Inotiv Faces Data Breach After Ransomware Attack
In early August 2025, Inotiv, a prominent contract research organization specializing in pharmaceutical drug discovery and development services, experienced a significant cybersecurity incident. Between August 5 and August 8, unauthorized actors infiltrated the company’s systems, leading to a data breach. The breach was discovered on August 8, prompting Inotiv to initiate immediate incident response procedures.

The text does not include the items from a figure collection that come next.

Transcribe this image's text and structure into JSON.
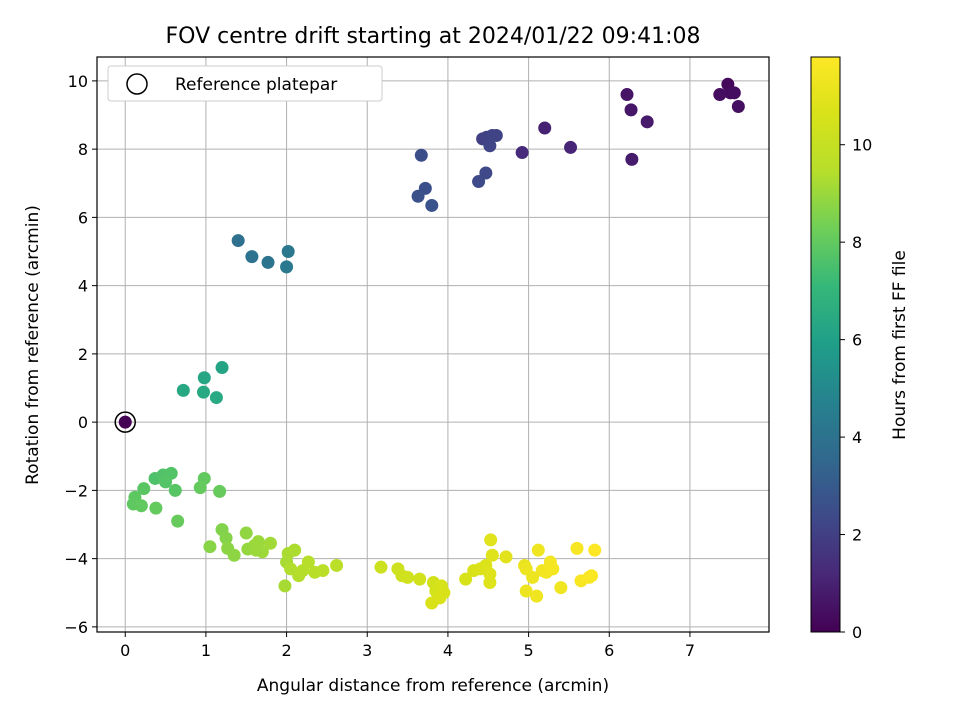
{
  "chart_data": {
    "type": "scatter",
    "title": "FOV centre drift starting at 2024/01/22 09:41:08",
    "xlabel": "Angular distance from reference (arcmin)",
    "ylabel": "Rotation from reference (arcmin)",
    "xlim": [
      -0.35,
      7.98
    ],
    "ylim": [
      -6.15,
      10.7
    ],
    "xticks": [
      0,
      1,
      2,
      3,
      4,
      5,
      6,
      7
    ],
    "xtick_labels": [
      "0",
      "1",
      "2",
      "3",
      "4",
      "5",
      "6",
      "7"
    ],
    "yticks": [
      -6,
      -4,
      -2,
      0,
      2,
      4,
      6,
      8,
      10
    ],
    "ytick_labels": [
      "−6",
      "−4",
      "−2",
      "0",
      "2",
      "4",
      "6",
      "8",
      "10"
    ],
    "grid": true,
    "legend": {
      "placement": "top-left",
      "entries": [
        "Reference platepar"
      ]
    },
    "colorbar": {
      "label": "Hours from first FF file",
      "range": [
        0,
        11.8
      ],
      "ticks": [
        0,
        2,
        4,
        6,
        8,
        10
      ],
      "tick_labels": [
        "0",
        "2",
        "4",
        "6",
        "8",
        "10"
      ],
      "colormap": "viridis"
    },
    "reference_point": {
      "x": 0,
      "y": 0
    },
    "points": [
      {
        "x": 0,
        "y": 0,
        "h": 0
      },
      {
        "x": 7.47,
        "y": 9.9,
        "h": 0.25
      },
      {
        "x": 7.5,
        "y": 9.65,
        "h": 0.3
      },
      {
        "x": 7.55,
        "y": 9.65,
        "h": 0.35
      },
      {
        "x": 7.37,
        "y": 9.6,
        "h": 0.4
      },
      {
        "x": 7.6,
        "y": 9.25,
        "h": 0.45
      },
      {
        "x": 6.22,
        "y": 9.6,
        "h": 0.6
      },
      {
        "x": 6.27,
        "y": 9.15,
        "h": 0.65
      },
      {
        "x": 6.47,
        "y": 8.8,
        "h": 0.75
      },
      {
        "x": 6.28,
        "y": 7.7,
        "h": 0.8
      },
      {
        "x": 5.2,
        "y": 8.62,
        "h": 1.0
      },
      {
        "x": 5.52,
        "y": 8.05,
        "h": 1.1
      },
      {
        "x": 4.92,
        "y": 7.9,
        "h": 1.3
      },
      {
        "x": 4.43,
        "y": 8.3,
        "h": 2.0
      },
      {
        "x": 4.48,
        "y": 8.35,
        "h": 2.05
      },
      {
        "x": 4.55,
        "y": 8.4,
        "h": 2.1
      },
      {
        "x": 4.6,
        "y": 8.4,
        "h": 2.15
      },
      {
        "x": 4.52,
        "y": 8.1,
        "h": 2.2
      },
      {
        "x": 4.47,
        "y": 7.3,
        "h": 2.3
      },
      {
        "x": 4.38,
        "y": 7.05,
        "h": 2.35
      },
      {
        "x": 3.67,
        "y": 7.82,
        "h": 2.5
      },
      {
        "x": 3.72,
        "y": 6.85,
        "h": 2.6
      },
      {
        "x": 3.63,
        "y": 6.62,
        "h": 2.65
      },
      {
        "x": 3.8,
        "y": 6.35,
        "h": 2.7
      },
      {
        "x": 1.4,
        "y": 5.32,
        "h": 3.9
      },
      {
        "x": 1.57,
        "y": 4.85,
        "h": 4.0
      },
      {
        "x": 1.77,
        "y": 4.68,
        "h": 4.1
      },
      {
        "x": 2.02,
        "y": 5.0,
        "h": 4.2
      },
      {
        "x": 2.0,
        "y": 4.55,
        "h": 4.3
      },
      {
        "x": 1.2,
        "y": 1.6,
        "h": 6.2
      },
      {
        "x": 0.98,
        "y": 1.3,
        "h": 6.3
      },
      {
        "x": 0.72,
        "y": 0.93,
        "h": 6.35
      },
      {
        "x": 0.97,
        "y": 0.88,
        "h": 6.4
      },
      {
        "x": 1.13,
        "y": 0.72,
        "h": 6.45
      },
      {
        "x": 0.37,
        "y": -1.65,
        "h": 7.6
      },
      {
        "x": 0.47,
        "y": -1.55,
        "h": 7.65
      },
      {
        "x": 0.57,
        "y": -1.5,
        "h": 7.7
      },
      {
        "x": 0.5,
        "y": -1.75,
        "h": 7.75
      },
      {
        "x": 0.62,
        "y": -2.0,
        "h": 7.8
      },
      {
        "x": 0.23,
        "y": -1.95,
        "h": 7.85
      },
      {
        "x": 0.12,
        "y": -2.2,
        "h": 7.9
      },
      {
        "x": 0.1,
        "y": -2.4,
        "h": 7.95
      },
      {
        "x": 0.2,
        "y": -2.45,
        "h": 8.0
      },
      {
        "x": 0.38,
        "y": -2.52,
        "h": 8.05
      },
      {
        "x": 0.65,
        "y": -2.9,
        "h": 8.1
      },
      {
        "x": 0.98,
        "y": -1.65,
        "h": 8.0
      },
      {
        "x": 0.93,
        "y": -1.92,
        "h": 8.05
      },
      {
        "x": 1.17,
        "y": -2.03,
        "h": 8.1
      },
      {
        "x": 1.2,
        "y": -3.15,
        "h": 8.6
      },
      {
        "x": 1.25,
        "y": -3.4,
        "h": 8.65
      },
      {
        "x": 1.05,
        "y": -3.65,
        "h": 8.7
      },
      {
        "x": 1.27,
        "y": -3.7,
        "h": 8.75
      },
      {
        "x": 1.35,
        "y": -3.9,
        "h": 8.8
      },
      {
        "x": 1.5,
        "y": -3.25,
        "h": 8.85
      },
      {
        "x": 1.52,
        "y": -3.72,
        "h": 8.9
      },
      {
        "x": 1.6,
        "y": -3.62,
        "h": 8.95
      },
      {
        "x": 1.65,
        "y": -3.5,
        "h": 9.0
      },
      {
        "x": 1.7,
        "y": -3.8,
        "h": 9.05
      },
      {
        "x": 1.8,
        "y": -3.55,
        "h": 9.1
      },
      {
        "x": 1.62,
        "y": -3.75,
        "h": 9.0
      },
      {
        "x": 2.0,
        "y": -4.1,
        "h": 9.2
      },
      {
        "x": 2.02,
        "y": -3.85,
        "h": 9.25
      },
      {
        "x": 2.1,
        "y": -3.75,
        "h": 9.3
      },
      {
        "x": 2.05,
        "y": -4.3,
        "h": 9.35
      },
      {
        "x": 2.15,
        "y": -4.5,
        "h": 9.4
      },
      {
        "x": 2.2,
        "y": -4.35,
        "h": 9.45
      },
      {
        "x": 2.27,
        "y": -4.1,
        "h": 9.5
      },
      {
        "x": 2.35,
        "y": -4.4,
        "h": 9.55
      },
      {
        "x": 2.45,
        "y": -4.35,
        "h": 9.6
      },
      {
        "x": 2.62,
        "y": -4.2,
        "h": 9.65
      },
      {
        "x": 1.98,
        "y": -4.8,
        "h": 9.2
      },
      {
        "x": 3.17,
        "y": -4.25,
        "h": 10.2
      },
      {
        "x": 3.38,
        "y": -4.3,
        "h": 10.25
      },
      {
        "x": 3.43,
        "y": -4.5,
        "h": 10.3
      },
      {
        "x": 3.5,
        "y": -4.55,
        "h": 10.35
      },
      {
        "x": 3.65,
        "y": -4.6,
        "h": 10.4
      },
      {
        "x": 3.82,
        "y": -4.7,
        "h": 10.45
      },
      {
        "x": 3.85,
        "y": -4.95,
        "h": 10.5
      },
      {
        "x": 3.92,
        "y": -4.8,
        "h": 10.55
      },
      {
        "x": 3.95,
        "y": -5.0,
        "h": 10.6
      },
      {
        "x": 3.8,
        "y": -5.3,
        "h": 10.65
      },
      {
        "x": 3.9,
        "y": -5.15,
        "h": 10.65
      },
      {
        "x": 4.22,
        "y": -4.6,
        "h": 10.6
      },
      {
        "x": 4.32,
        "y": -4.35,
        "h": 10.65
      },
      {
        "x": 4.4,
        "y": -4.3,
        "h": 10.7
      },
      {
        "x": 4.47,
        "y": -4.2,
        "h": 10.75
      },
      {
        "x": 4.52,
        "y": -4.45,
        "h": 10.8
      },
      {
        "x": 4.52,
        "y": -4.7,
        "h": 10.8
      },
      {
        "x": 4.55,
        "y": -3.9,
        "h": 10.85
      },
      {
        "x": 4.53,
        "y": -3.45,
        "h": 10.9
      },
      {
        "x": 4.72,
        "y": -3.95,
        "h": 10.95
      },
      {
        "x": 4.95,
        "y": -4.2,
        "h": 11.2
      },
      {
        "x": 4.97,
        "y": -4.3,
        "h": 11.25
      },
      {
        "x": 5.05,
        "y": -4.55,
        "h": 11.3
      },
      {
        "x": 5.12,
        "y": -3.75,
        "h": 11.35
      },
      {
        "x": 5.17,
        "y": -4.35,
        "h": 11.4
      },
      {
        "x": 5.22,
        "y": -4.4,
        "h": 11.45
      },
      {
        "x": 5.27,
        "y": -4.1,
        "h": 11.5
      },
      {
        "x": 5.3,
        "y": -4.3,
        "h": 11.55
      },
      {
        "x": 4.97,
        "y": -4.95,
        "h": 11.3
      },
      {
        "x": 5.1,
        "y": -5.1,
        "h": 11.35
      },
      {
        "x": 5.4,
        "y": -4.85,
        "h": 11.4
      },
      {
        "x": 5.6,
        "y": -3.7,
        "h": 11.6
      },
      {
        "x": 5.65,
        "y": -4.65,
        "h": 11.65
      },
      {
        "x": 5.75,
        "y": -4.55,
        "h": 11.7
      },
      {
        "x": 5.78,
        "y": -4.5,
        "h": 11.7
      },
      {
        "x": 5.82,
        "y": -3.75,
        "h": 11.8
      }
    ]
  }
}
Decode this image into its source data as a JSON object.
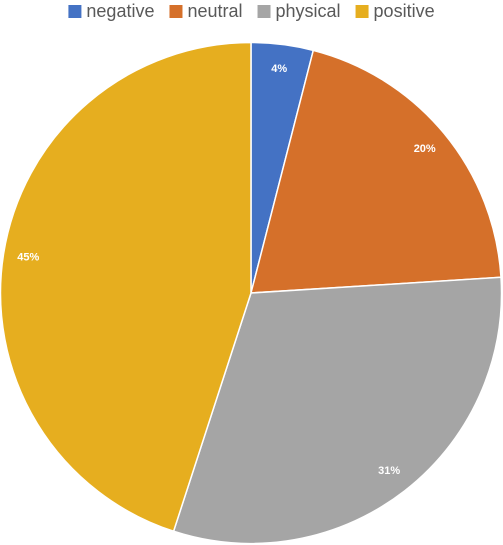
{
  "chart_data": {
    "type": "pie",
    "categories": [
      "negative",
      "neutral",
      "physical",
      "positive"
    ],
    "values": [
      4,
      20,
      31,
      45
    ],
    "value_labels": [
      "4%",
      "20%",
      "31%",
      "45%"
    ],
    "colors": [
      "#4472c4",
      "#d5702a",
      "#a5a5a5",
      "#e6ae1f"
    ],
    "legend": "top"
  }
}
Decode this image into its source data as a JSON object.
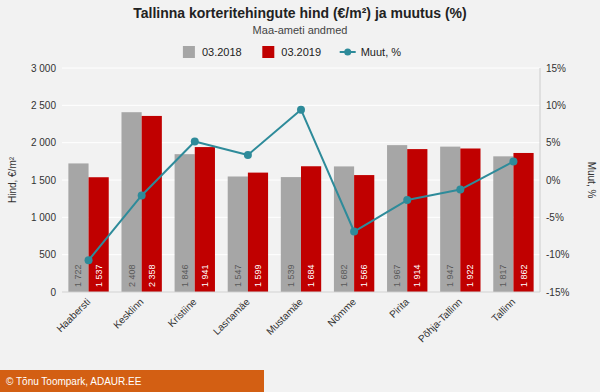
{
  "chart_data": {
    "type": "bar",
    "title": "Tallinna korteritehingute hind (€/m²) ja muutus (%)",
    "subtitle": "Maa-ameti andmed",
    "ylabel": "Hind, €/m²",
    "y2label": "Muut, %",
    "annotations": [
      "© Tõnu Toompark, ADAUR.EE"
    ],
    "categories": [
      "Haabersti",
      "Kesklinn",
      "Kristiine",
      "Lasnamäe",
      "Mustamäe",
      "Nõmme",
      "Pirita",
      "Põhja-Tallinn",
      "Tallinn"
    ],
    "series": [
      {
        "name": "03.2018",
        "color": "#a6a6a6",
        "values": [
          1722,
          2408,
          1846,
          1547,
          1539,
          1682,
          1967,
          1947,
          1817
        ],
        "value_labels": [
          "1 722",
          "2 408",
          "1 846",
          "1 547",
          "1 539",
          "1 682",
          "1 967",
          "1 947",
          "1 817"
        ]
      },
      {
        "name": "03.2019",
        "color": "#c00000",
        "values": [
          1537,
          2358,
          1941,
          1599,
          1684,
          1566,
          1914,
          1922,
          1862
        ],
        "value_labels": [
          "1 537",
          "2 358",
          "1 941",
          "1 599",
          "1 684",
          "1 566",
          "1 914",
          "1 922",
          "1 862"
        ]
      },
      {
        "name": "Muut, %",
        "color": "#2e8b9a",
        "type": "line",
        "axis": "y2",
        "marker": "circle",
        "values": [
          -10.75,
          -2.07,
          5.15,
          3.36,
          9.42,
          -6.9,
          -2.69,
          -1.28,
          2.48
        ]
      }
    ],
    "ylim": [
      0,
      3000
    ],
    "yticks": [
      0,
      500,
      {
        "value": 1000,
        "label": "1 000"
      },
      {
        "value": 1500,
        "label": "1 500"
      },
      {
        "value": 2000,
        "label": "2 000"
      },
      {
        "value": 2500,
        "label": "2 500"
      },
      {
        "value": 3000,
        "label": "3 000"
      }
    ],
    "y2lim": [
      -15,
      15
    ],
    "y2ticks": [
      {
        "value": -15,
        "label": "-15%"
      },
      {
        "value": -10,
        "label": "-10%"
      },
      {
        "value": -5,
        "label": "-5%"
      },
      {
        "value": 0,
        "label": "0%"
      },
      {
        "value": 5,
        "label": "5%"
      },
      {
        "value": 10,
        "label": "10%"
      },
      {
        "value": 15,
        "label": "15%"
      }
    ],
    "grid": true,
    "legend": "top",
    "data_labels": true
  }
}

The company successfully restored access to its networks and systems and conducted a comprehensive forensic investigation, which has now concluded. During the four-day period of unauthorized access, attackers exfiltrated an unspecified amount of company data. The exact scope and sensitivity of the stolen information remain unclear.
Inotiv has begun notifying relevant parties about the incident in accordance with legal obligations, indicating that state and federal disclosure requirements are being addressed. While the company has identified the likely scope of the breach, it is still evaluating the full operational and financial impacts. Notably, Inotiv has not yet determined whether the incident is likely to have material financial consequences.
This breach adds to Inotiv’s existing operational challenges. The company is managing substantial debt obligations totaling $402.1 million and has recently engaged financial advisors to explore debt refinancing options. In fiscal year 2025, Inotiv reported revenue of $513 million but posted an operating loss of $30.9 million.
The incident highlights the cybersecurity risks faced by pharmaceutical research organizations that manage high-value intellectual property and confidential client data throughout the drug development pipeline.